Avec plus d'un million de contrats d'apprentissage en cours, en France, fin 2023, l'apprentissage jouit d'un fort regain d'intérêt. Envisagé comme une promesse d'insertion professionnelle facilitée, l'apprentissage d'un métier par l'alternance, c'est-à-dire combinant temps de formation sur les bancs de l'école et temps de formation en entreprise, est apprécié par les jeunes et leurs familles comme par les employeurs. Toutefois, cette image positive est relativement nouvelle en France, et s'appuie sur des situations différentes selon les secteurs d'activité, ainsi que sur des choix qui pourraient être remis en cause, que ce soit au niveau du financement par les pouvoirs publics, du contrôle de la qualité des formations, de la situation financière très variable des centres de formation d'apprentis ou de la gouvernance d'ensemble des formations.
Une progression récente spectaculaire et multiforme
Le nombre d'alternants, qui peut désigner une personne sous contrat d'apprentissage ou de professionnalisation, est en augmentation. Parmi ceux-ci, les jeunes ayant le statut d'apprentis (donc ayant signé un contrat d'apprentissage) représentent la majorité.
Au 31 décembre 2023, les centres de formation d'apprentis (CFA) accueillent 1 014 500 apprentis. Après trois années de hausse historique, c'est encore une augmentation de 7,1% du nombre de signatures de contrats par rapport à 2022, après la progression de 14% l'année précédente. Au total, 8,6% des 16-29 ans sont en apprentissage. Les effectifs d'apprentis dans l'enseignement secondaire continuent d'augmenter (+6,5% en 2022, +2,2% en 2023) et la croissance de l'apprentissage dans l'enseignement supérieur se poursuit à un niveau élevé (+20,1 % en 2022, +10,3 % en 2023). Cette hausse massive est récente : alors que dans les années 2010 le nombre de contrats d'apprentissage en cours oscille entre 400 et 500 000, il franchit le demi-million en 2019 puis le million en 2023.
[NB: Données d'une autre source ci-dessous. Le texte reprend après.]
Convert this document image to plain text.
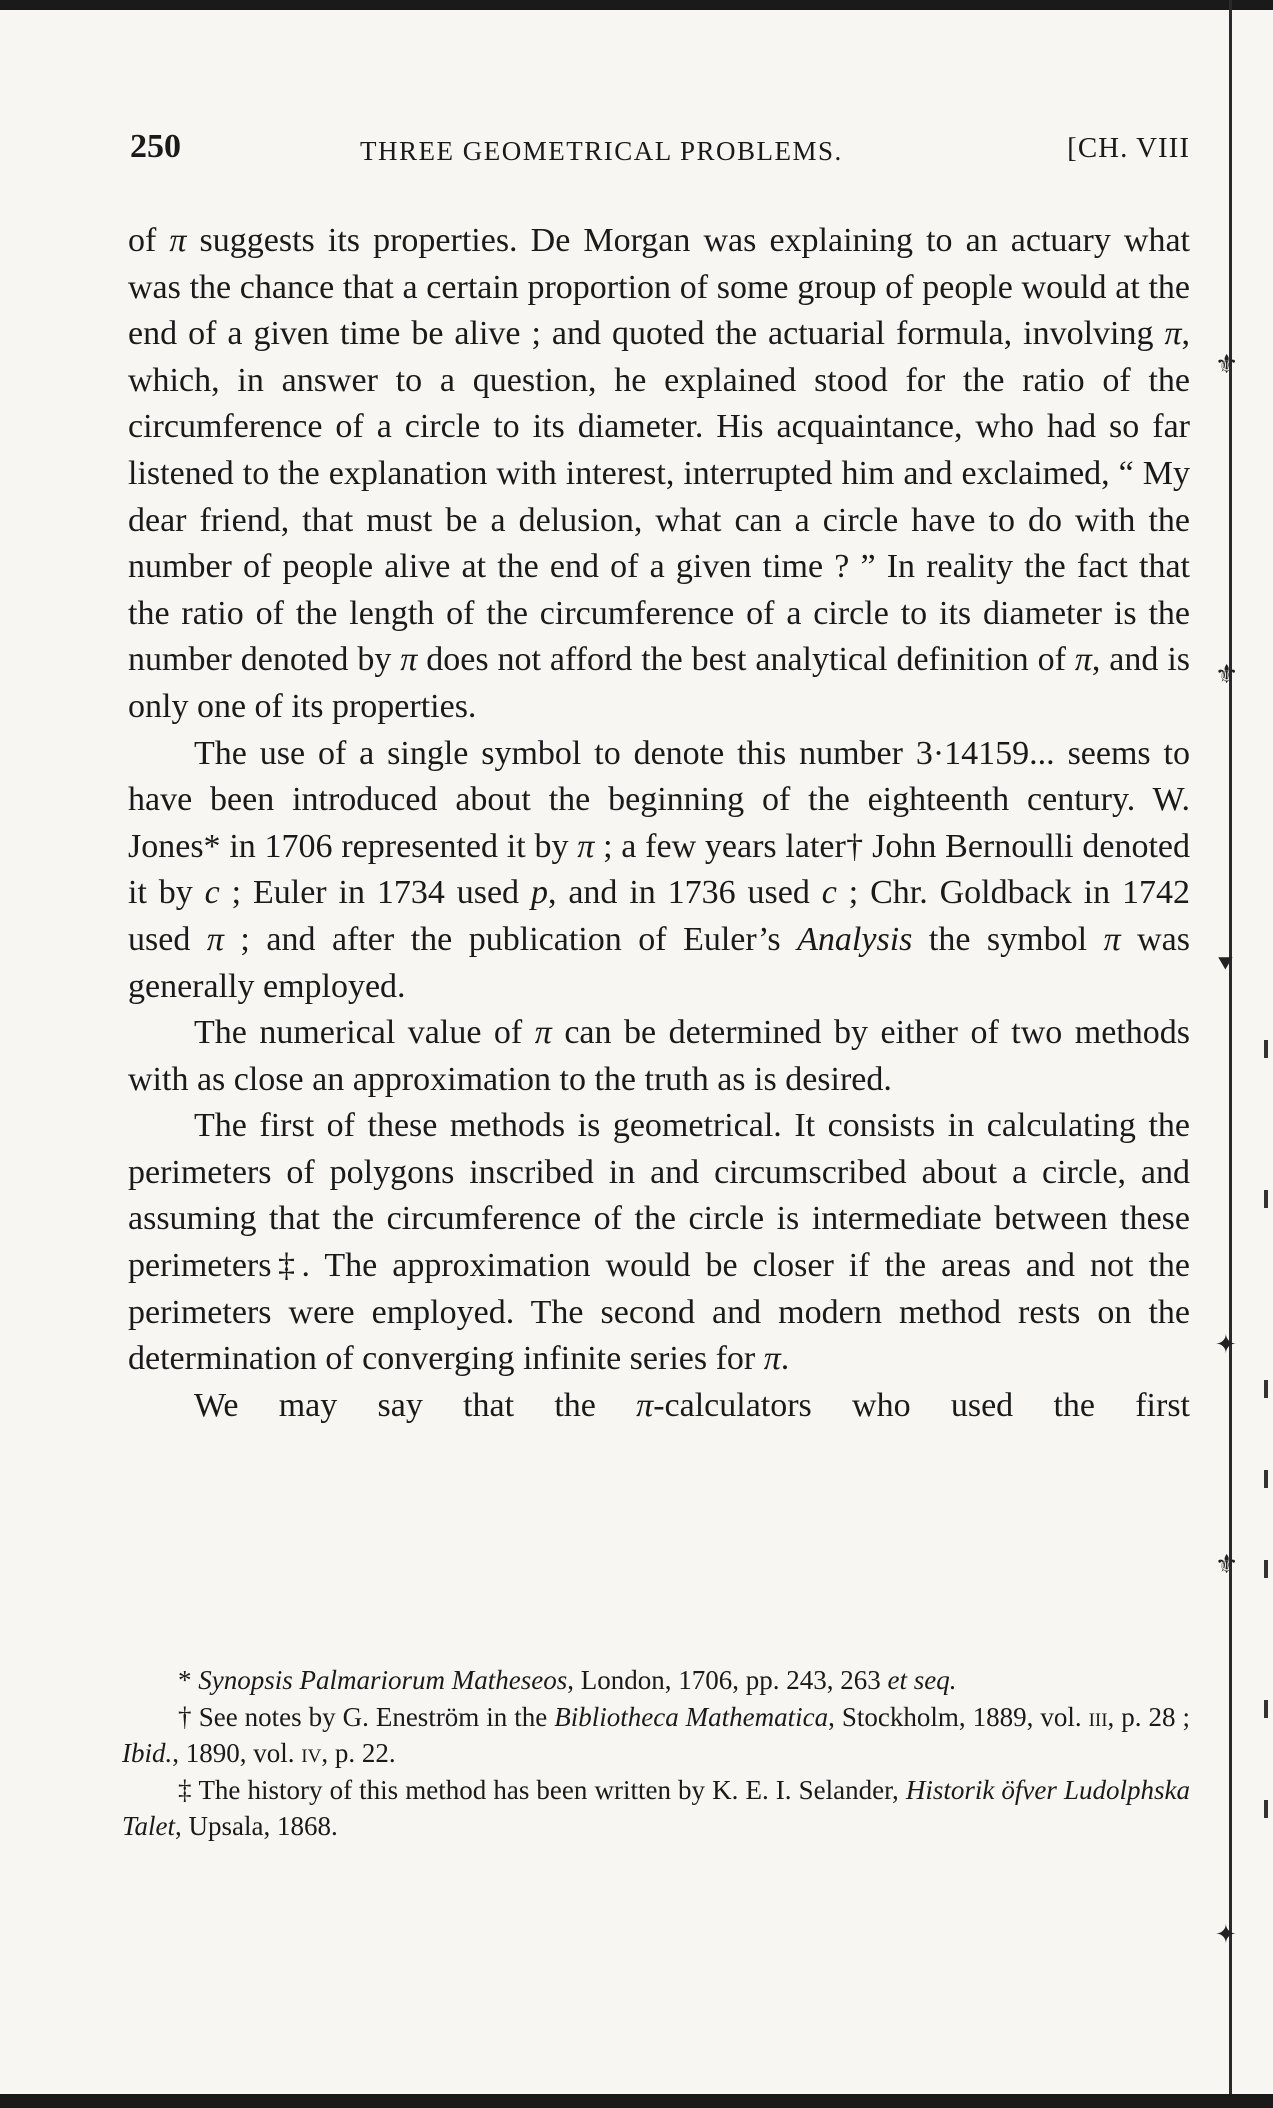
⚜
⚜
⯆
✦
⚜
✦
250	THREE GEOMETRICAL PROBLEMS.	[CH. VIII

of π suggests its properties. De Morgan was explaining to an actuary what was the chance that a certain proportion of some group of people would at the end of a given time be alive ; and quoted the actuarial formula, involving π, which, in answer to a question, he explained stood for the ratio of the circumference of a circle to its diameter. His acquaintance, who had so far listened to the explanation with interest, interrupted him and exclaimed, “ My dear friend, that must be a delusion, what can a circle have to do with the number of people alive at the end of a given time ? ” In reality the fact that the ratio of the length of the circumference of a circle to its diameter is the number denoted by π does not afford the best analytical definition of π, and is only one of its properties.

The use of a single symbol to denote this number 3·14159... seems to have been introduced about the beginning of the eighteenth century. W. Jones* in 1706 represented it by π ; a few years later† John Bernoulli denoted it by c ; Euler in 1734 used p, and in 1736 used c ; Chr. Goldback in 1742 used π ; and after the publication of Euler’s Analysis the symbol π was generally employed.

The numerical value of π can be determined by either of two methods with as close an approximation to the truth as is desired.

The first of these methods is geometrical. It consists in calculating the perimeters of polygons inscribed in and circumscribed about a circle, and assuming that the circumference of the circle is intermediate between these perimeters‡. The approximation would be closer if the areas and not the perimeters were employed. The second and modern method rests on the determination of converging infinite series for π.

We may say that the π-calculators who used the first

* Synopsis Palmariorum Matheseos, London, 1706, pp. 243, 263 et seq.

† See notes by G. Eneström in the Bibliotheca Mathematica, Stockholm, 1889, vol. iii, p. 28 ; Ibid., 1890, vol. iv, p. 22.

‡ The history of this method has been written by K. E. I. Selander, Historik öfver Ludolphska Talet, Upsala, 1868.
Le profil des jeunes entrés en apprentissage en 2023 est varié : 8% sortaient d'une classe de troisième (un élève sur quinze s'oriente vers une formation professionnelle par apprentissage après une classe de troisième), 10% du second cycle général et technologique, 23% du second cycle professionnel et 38% d'études supérieures. L'augmentation du nombre d'apprentis a surtout bénéficié aux formations de l'enseignement supérieur : quand leurs effectifs progressaient de 10% entre 2022 et 2023, le nombre de nouveaux entrants en apprentissage augmentait de 5%.
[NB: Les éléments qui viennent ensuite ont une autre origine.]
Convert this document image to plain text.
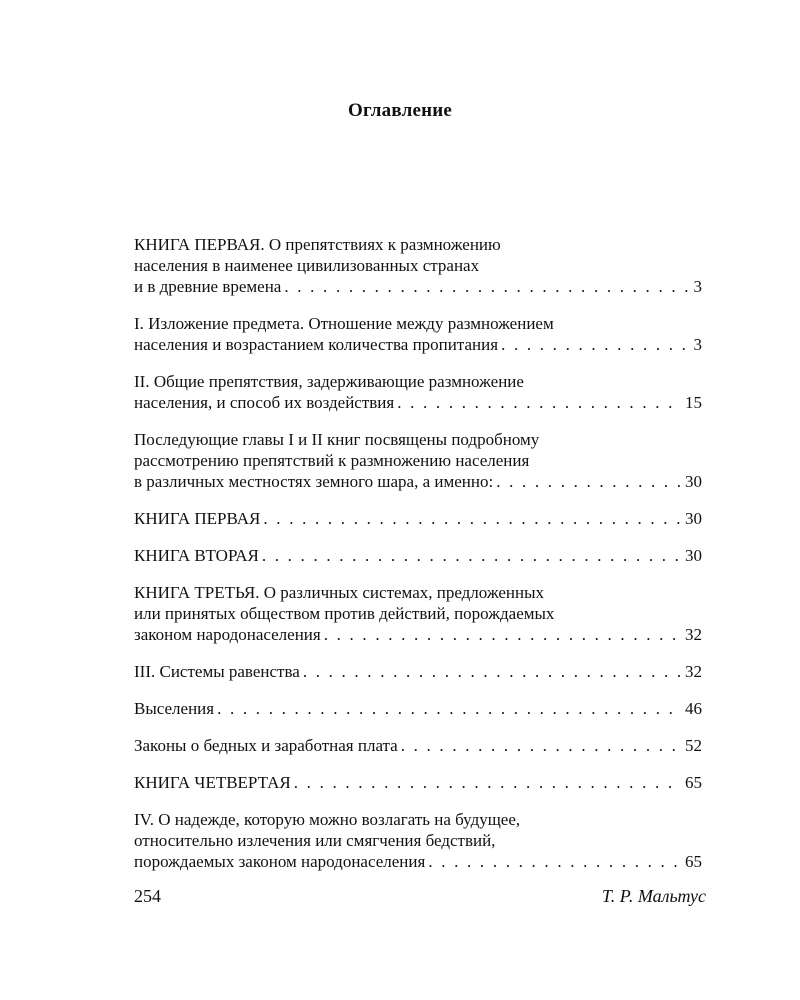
Оглавление
КНИГА ПЕРВАЯ. О препятствиях к размножению
населения в наименее цивилизованных странах
и в древние времена . . .	3
I. Изложение предмета. Отношение между размножением
населения и возрастанием количества пропитания . . .	3
II. Общие препятствия, задерживающие размножение
населения, и способ их воздействия . . .	15
Последующие главы I и II книг посвящены подробному
рассмотрению препятствий к размножению населения
в различных местностях земного шара, а именно: . . .	30
КНИГА ПЕРВАЯ . . .	30
КНИГА ВТОРАЯ . . .	30
КНИГА ТРЕТЬЯ. О различных системах, предложенных
или принятых обществом против действий, порождаемых
законом народонаселения . . .	32
III. Системы равенства . . .	32
Выселения . . .	46
Законы о бедных и заработная плата . . .	52
КНИГА ЧЕТВЕРТАЯ . . .	65
IV. О надежде, которую можно возлагать на будущее,
относительно излечения или смягчения бедствий,
порождаемых законом народонаселения . . .	65
254	Т. Р. Мальтус
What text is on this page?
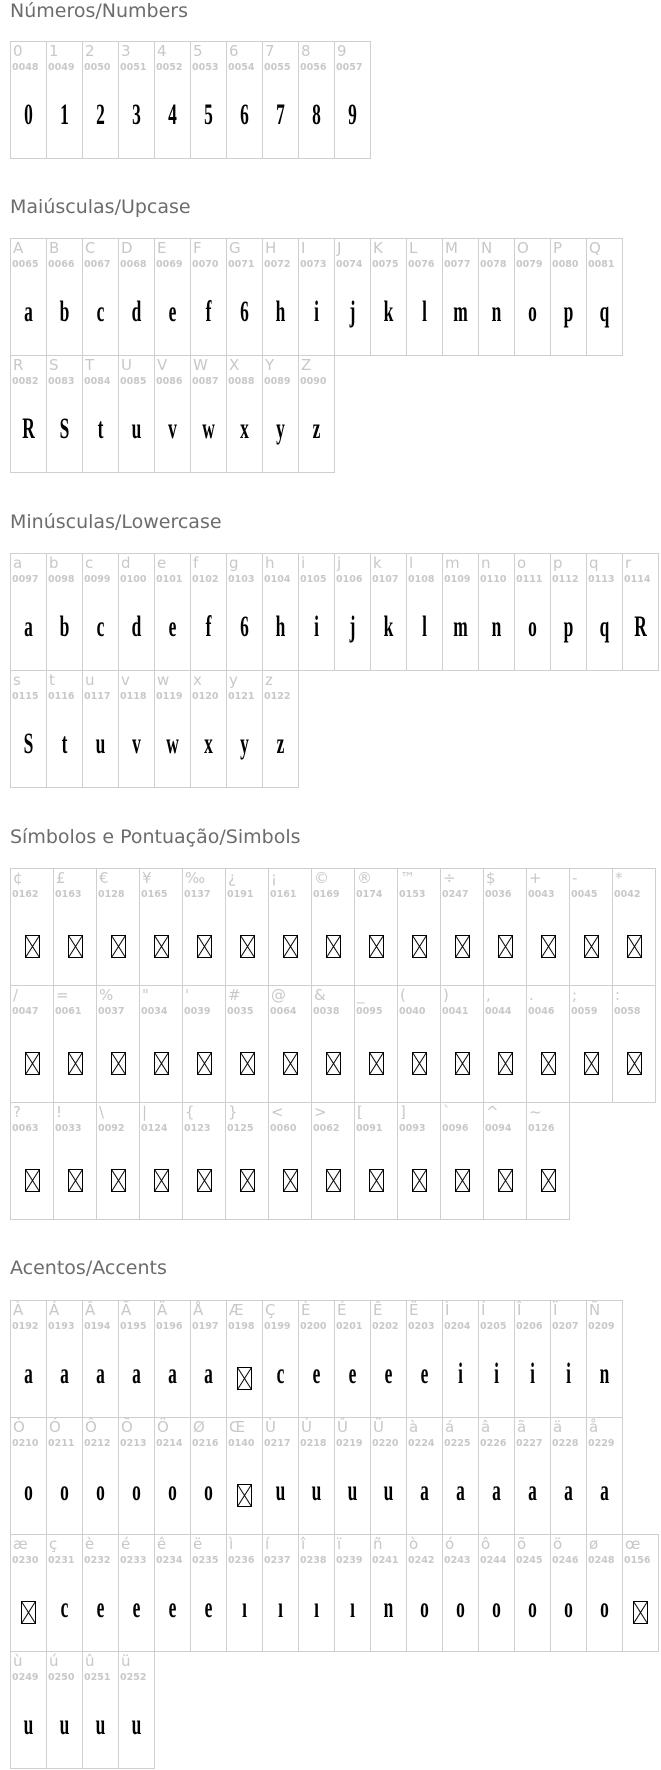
Números/Numbers
0
0048
0
1
0049
1
2
0050
2
3
0051
3
4
0052
4
5
0053
5
6
0054
6
7
0055
7
8
0056
8
9
0057
9
Maiúsculas/Upcase
A
0065
a
B
0066
b
C
0067
c
D
0068
d
E
0069
e
F
0070
f
G
0071
6
H
0072
h
I
0073
i
J
0074
j
K
0075
k
L
0076
l
M
0077
m
N
0078
n
O
0079
o
P
0080
p
Q
0081
q
R
0082
R
S
0083
S
T
0084
t
U
0085
u
V
0086
v
W
0087
w
X
0088
x
Y
0089
y
Z
0090
z
Minúsculas/Lowercase
a
0097
a
b
0098
b
c
0099
c
d
0100
d
e
0101
e
f
0102
f
g
0103
6
h
0104
h
i
0105
i
j
0106
j
k
0107
k
l
0108
l
m
0109
m
n
0110
n
o
0111
o
p
0112
p
q
0113
q
r
0114
R
s
0115
S
t
0116
t
u
0117
u
v
0118
v
w
0119
w
x
0120
x
y
0121
y
z
0122
z
Símbolos e Pontuação/Simbols
¢
0162
£
0163
€
0128
¥
0165
‰
0137
¿
0191
¡
0161
©
0169
®
0174
™
0153
÷
0247
$
0036
+
0043
-
0045
*
0042
/
0047
=
0061
%
0037
"
0034
'
0039
#
0035
@
0064
&
0038
_
0095
(
0040
)
0041
,
0044
.
0046
;
0059
:
0058
?
0063
!
0033
\
0092
|
0124
{
0123
}
0125
<
0060
>
0062
[
0091
]
0093
`
0096
^
0094
~
0126
Acentos/Accents
À
0192
a
Á
0193
a
Â
0194
a
Ã
0195
a
Ä
0196
a
Å
0197
a
Æ
0198
Ç
0199
c
È
0200
e
É
0201
e
Ê
0202
e
Ë
0203
e
Ì
0204
i
Í
0205
i
Î
0206
i
Ï
0207
i
Ñ
0209
n
Ò
0210
o
Ó
0211
o
Ô
0212
o
Õ
0213
o
Ö
0214
o
Ø
0216
o
Œ
0140
Ù
0217
u
Ú
0218
u
Û
0219
u
Ü
0220
u
à
0224
a
á
0225
a
â
0226
a
ã
0227
a
ä
0228
a
å
0229
a
æ
0230
ç
0231
c
è
0232
e
é
0233
e
ê
0234
e
ë
0235
e
ì
0236
ı
í
0237
ı
î
0238
ı
ï
0239
ı
ñ
0241
n
ò
0242
o
ó
0243
o
ô
0244
o
õ
0245
o
ö
0246
o
ø
0248
o
œ
0156
ù
0249
u
ú
0250
u
û
0251
u
ü
0252
u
Derrière ces évolutions, les branches professionnelles recourent cependant inégalement à l'apprentissage. Les secteurs concernés se sont diversifiés – la prédominance de l'artisanat et de certaines grandes entreprises, qui s'observait encore dans les années 1970 et 1980, a cessé. La hausse récente des entrées en apprentissage a notamment profité aux secteurs du commerce et de la vente, des échanges et la gestion, et des finances, banques et assurances. Au contraire, les technologies industrielles, la transformation et le bâtiment ont vu leurs effectifs diminuer. Dans ce paysage diversifié, les publics apprentis ne sont pas homogènes. Les femmes constituaient 42% des apprentis en 2023, ce qui s'inscrit dans une transformation de long terme, alors que les filles ne constituaient que 20% de la population apprentie dans les années 1970. Toutefois ce chiffre variait fortement selon le niveau de diplôme préparé et les secteurs d'activité concernés. La parité était presque atteinte dans les formations du supérieur, mais dans le secondaire, les hommes sont toujours largement majoritaires.
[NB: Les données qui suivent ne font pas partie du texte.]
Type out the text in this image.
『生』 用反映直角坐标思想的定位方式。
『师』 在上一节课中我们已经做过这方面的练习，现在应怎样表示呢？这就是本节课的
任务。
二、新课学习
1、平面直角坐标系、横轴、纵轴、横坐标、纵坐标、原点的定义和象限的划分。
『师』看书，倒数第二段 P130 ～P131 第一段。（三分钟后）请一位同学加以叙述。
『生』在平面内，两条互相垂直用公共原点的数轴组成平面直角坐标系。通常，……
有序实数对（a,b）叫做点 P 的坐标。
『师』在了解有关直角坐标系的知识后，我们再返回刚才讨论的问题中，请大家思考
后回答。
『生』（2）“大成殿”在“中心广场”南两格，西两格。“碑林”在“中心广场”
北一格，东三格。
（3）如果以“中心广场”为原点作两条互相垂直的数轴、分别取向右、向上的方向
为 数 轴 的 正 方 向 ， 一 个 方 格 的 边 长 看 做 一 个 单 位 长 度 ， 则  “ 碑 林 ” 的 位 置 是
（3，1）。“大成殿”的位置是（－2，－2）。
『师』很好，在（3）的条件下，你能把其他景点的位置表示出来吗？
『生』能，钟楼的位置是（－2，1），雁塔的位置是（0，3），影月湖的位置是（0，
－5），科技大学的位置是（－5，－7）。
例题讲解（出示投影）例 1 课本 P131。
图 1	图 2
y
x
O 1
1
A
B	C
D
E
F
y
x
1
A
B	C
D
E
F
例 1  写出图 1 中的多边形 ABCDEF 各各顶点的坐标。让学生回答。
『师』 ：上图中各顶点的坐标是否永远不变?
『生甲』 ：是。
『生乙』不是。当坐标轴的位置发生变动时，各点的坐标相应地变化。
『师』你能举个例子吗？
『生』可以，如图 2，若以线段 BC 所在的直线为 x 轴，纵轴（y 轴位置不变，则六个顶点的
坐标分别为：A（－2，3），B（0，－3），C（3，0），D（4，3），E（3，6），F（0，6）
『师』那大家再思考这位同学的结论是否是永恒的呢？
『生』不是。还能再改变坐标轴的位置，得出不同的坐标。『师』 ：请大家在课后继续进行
Une politique d'apprentissage renouvelée
Depuis les années 1990, en France, les formations par apprentissage et, plus généralement, les dispositifs d'alternance, dont l'apprentissage n'est que l'un des dispositifs, bénéficient d'une image positive et d'une politique volontariste, celle-ci s'étant renforcée depuis la loi du 5 septembre 2018 pour la liberté de choisir son avenir professionnel.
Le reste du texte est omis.